Das kann auch eine Quittung für die Erfahrungen mit Politik in den vergangenen Jahren sein: In der Pandemie erlebten die Menschen hautnah, wie dringend das Land an etlichen Stellen reformiert und modernisiert werden muss. Mit Corona wuchs zugleich die die Bedeutung und die politische Deutungsmacht außerparlamentarischer Protestbewegungen. Die Pandemie war eine Lektion darin, dass in der Realität von Social Media und Talkshows inzwischen häufig derjenige Gehör findet, der möglichst laut und scharf Partikularinteressen vertritt.
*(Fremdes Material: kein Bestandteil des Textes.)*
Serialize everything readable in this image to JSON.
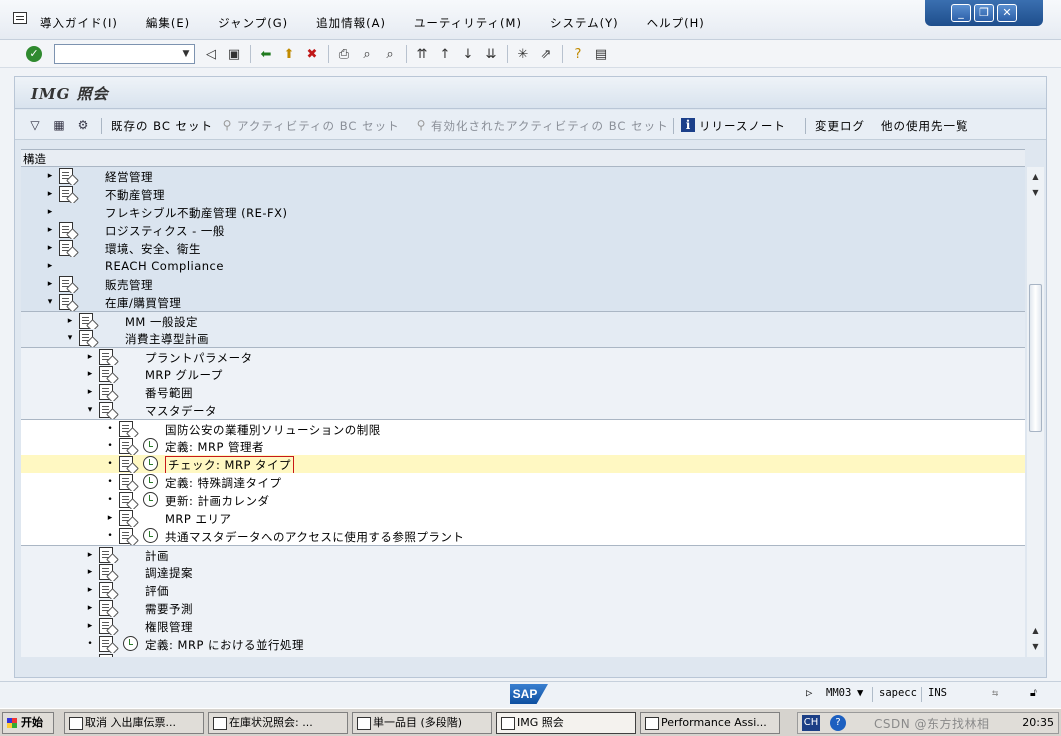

Andere werden vergessen. Eine Nachfrage bei Pflegekräften, ob sich ihre Situation verbessert hat, lohnt dazu.

Die Hochwasserkatastrophe lenkte schmerzvoll die Aufmerksamkeit darauf, vor welche Mammutaufgabe der Klimawandel uns alle stellt. Und nun, seit bald drei Monaten, haben wir einen Krieg. Die Politik steht vor Reform- und Transformationsbergen, sie hat gleichzeitig offenkundig ein Vermittlungsproblem. Die bisherigen politischen Aushandlungsprozesse scheinen weniger Akzeptanz zu finden. Beteiligungsverfahren, Bürgerräte, Expertenräte können nur ein Teil der Lösung sein. Denn wenn der Souverän keine Lust mehr hat, mitzumachen, helfen sie wenig.

Für Nichtwähler ist bei den Parteien keine Kapazität

So ist es also entscheidend, dass Parteien Mut zur Kontroverse, zum Ringen um Lösungen mit unterschiedlichen Angeboten finden. Dabei haben sie gleich zwei Zielkonflikte. Der Wähler mag erstens keinen Streit. Und die Parteien richten ihre Aufmerksamkeit zweitens vor allem auf diejenigen, die sie bereits gewählt haben. Nichtwähler zu mobilisieren, dafür hat mancher im Wahlkampf keine Kapazität. Und genau an diesem Punkt haben dann Parteien oder Protestbewegungen eine Chance, mit dem richtigen Thema wie ein Schwamm die Wütenden aufzusaugen. In der Konsequenz zwingen sie damit die demokratischen Parteien zu Entscheidungen, die populistischen Mechanismen mehr gehorchen als lösungsorientierten Ansätzen. Ein Teufelskreis.